Кристина Хофленер (Цвейг) - страница 9

Мать права: в самом деле, почему я не радуюсь? Почему во мне ничто не шевельнулось, не дрогнуло, почему это не захватило меня, не потрясло? Она прислушивается к себе, но тщетно: внутренний голос не дает желанного ответа; свалившийся с неба сюрприз по-прежнему вызывает у нее лишь чувство смущения и непонятного испуга. Странно, думает она, почему я не рада? Сотни раз, когда я вынимала из почтового мешка видовые открытки и, сортируя их, рассматривала – серые норвежские фиорды, бульвары Парижа, залив Сорренто, каменные пирамиды Нью-Йорка, – разве не вздыхала я при этом?.. Когда? Когда же и я увижу что-нибудь? О чем я мечтала в долгие, пустые утренние часы, как не о том, чтобы когда-нибудь вырваться из этой клетки, забыть бессмысленную поденщину, это изнурительное состязание со временем. Хоть когда-нибудь отдохнуть, использовать для себя время, все целиком, а не по клочкам, по крохам, когда и ухватиться не за что. Хоть когда-нибудь не слышать по утрам звон будильника, этого злодея, погонщика, который принуждает вставать, одеваться, топить печь, идти за молоком, за хлебом, разогревать еду, затем тащиться в контору и как заведенной штемпелевать конверты, писать, звонить по телефону, а потом опять домой – к гладильной доске, к кухонной плите, варить, стирать, штопать, ухаживать за больной и, наконец, смертельно усталой проваливаться в сон. Тысячу раз я мечтала об этом, сто тысяч раз, здесь, за этим же столом, в этой затхлой клетке; и вот теперь, когда мне выпала наконец такая удача – поездка, свобода, а я – права мать, права, – а я не радуюсь. Почему? Потому что не готова?

Бессильно опустив плечи и уставившись невидящим взглядом в голую казенную стену, она ждет и ждет, не шевельнется ли наконец в ней запоздалая радость. Невольно затаив дыхание, она, словно беременная, вслушивается в себя.

Но никакого отклика не слышно, безмолвно и пусто, как в лесу без птичьих голосов; и она, которой от роду всего двадцать восемь лет, с усилием пытается вспомнить, что значит вообще – радоваться, и с ужасом обнаруживает: она не помнит, что это такое, – вроде как иностранный язык, который учил в детстве, потом забыл и помнишь только, что когда-то знал его. Когда же я в последний раз радовалась? – задумывается она, опустив голову; лоб ее пересекают две маленькие морщинки. И постепенно в памяти, словно в потускневшем зеркале, выплывает тонконогая белокурая девочка в короткой ситцевой юбке, беззаботно размахивающая школьным портфелем… А вот парк в венском предместье: вокруг нее вихрем носится десяток девчонок – играют в пятнашки. Каждый бросок мяча сопровождается пронзительным визгом и взрывами хохота, и ей вспоминается, как легко, как свободно тогда смеялось, будто смешинки таились наготове в горле, совсем близко, они все время щекотали где-то под кожей, бродили и толкались в крови; достаточно было лишь встряхнуть их, и смех неудержимо выплескивался из горла, слишком неудержимо.
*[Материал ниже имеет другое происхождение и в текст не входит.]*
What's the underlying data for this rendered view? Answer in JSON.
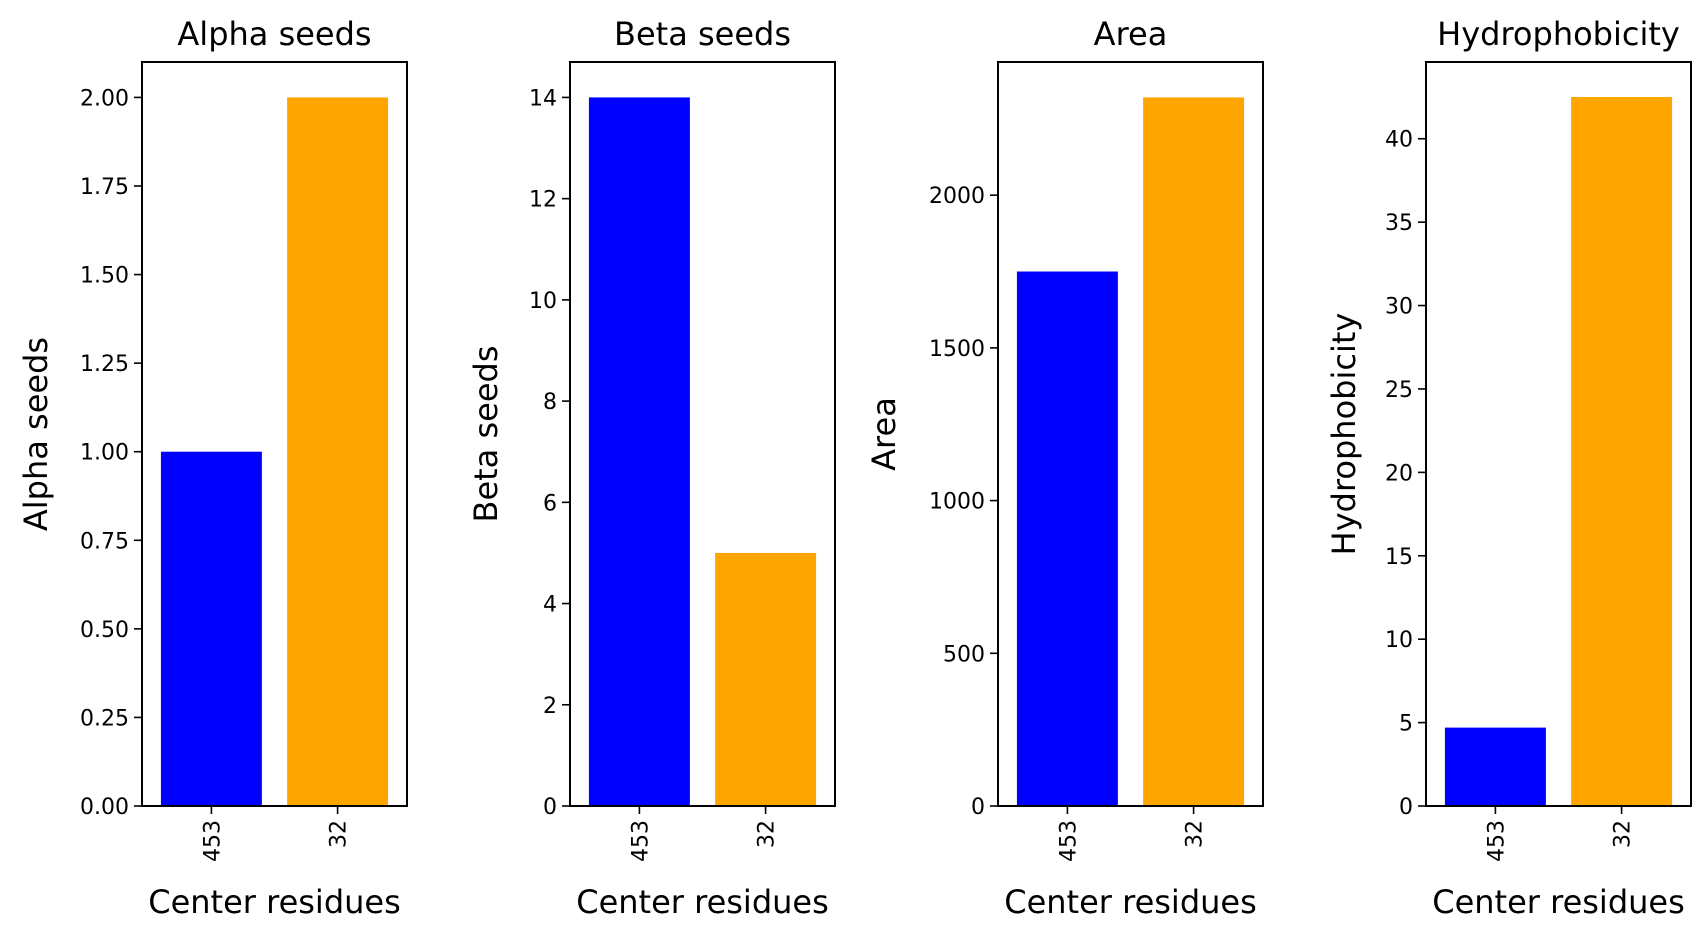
{
  "chart_data": [
    {
      "type": "bar",
      "title": "Alpha seeds",
      "xlabel": "Center residues",
      "ylabel": "Alpha seeds",
      "categories": [
        "453",
        "32"
      ],
      "values": [
        1.0,
        2.0
      ],
      "colors": [
        "#0000ff",
        "#ffa500"
      ],
      "ylim": [
        0,
        2.1
      ],
      "yticks": [
        "0.00",
        "0.25",
        "0.50",
        "0.75",
        "1.00",
        "1.25",
        "1.50",
        "1.75",
        "2.00"
      ],
      "grid": false
    },
    {
      "type": "bar",
      "title": "Beta seeds",
      "xlabel": "Center residues",
      "ylabel": "Beta seeds",
      "categories": [
        "453",
        "32"
      ],
      "values": [
        14,
        5
      ],
      "colors": [
        "#0000ff",
        "#ffa500"
      ],
      "ylim": [
        0,
        14.7
      ],
      "yticks": [
        "0",
        "2",
        "4",
        "6",
        "8",
        "10",
        "12",
        "14"
      ],
      "grid": false
    },
    {
      "type": "bar",
      "title": "Area",
      "xlabel": "Center residues",
      "ylabel": "Area",
      "categories": [
        "453",
        "32"
      ],
      "values": [
        1750,
        2320
      ],
      "colors": [
        "#0000ff",
        "#ffa500"
      ],
      "ylim": [
        0,
        2436
      ],
      "yticks": [
        "0",
        "500",
        "1000",
        "1500",
        "2000"
      ],
      "grid": false
    },
    {
      "type": "bar",
      "title": "Hydrophobicity",
      "xlabel": "Center residues",
      "ylabel": "Hydrophobicity",
      "categories": [
        "453",
        "32"
      ],
      "values": [
        4.7,
        42.5
      ],
      "colors": [
        "#0000ff",
        "#ffa500"
      ],
      "ylim": [
        0,
        44.6
      ],
      "yticks": [
        "0",
        "5",
        "10",
        "15",
        "20",
        "25",
        "30",
        "35",
        "40"
      ],
      "grid": false
    }
  ]
}
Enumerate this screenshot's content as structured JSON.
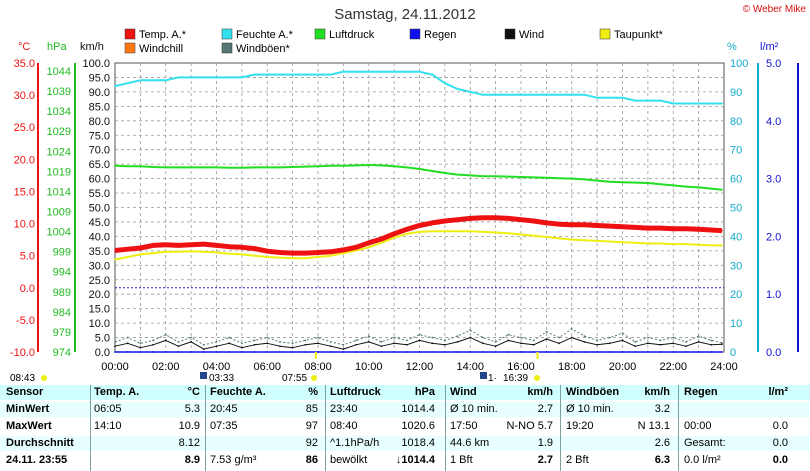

Порой в школе приходилось хвататься за парту и прикусывать губу, чтобы на уроке французского языка не прыснуть, услыхав какое-нибудь потешное слово или глупую шутку. Любого пустяка – запинки учителя, гримасы перед зеркалом, кошки, забавно изогнувшей хвост, офицера, взглянувшего на тебя на улице, – малейшей несуразицы было довольно, чтобы переполнявший тебя смех взорвался от первой же искры. Она всегда была с тобой, эта шаловливая беззаботность, и даже во сне улыбка запечатлевала свою радостную арабеску на детских губах.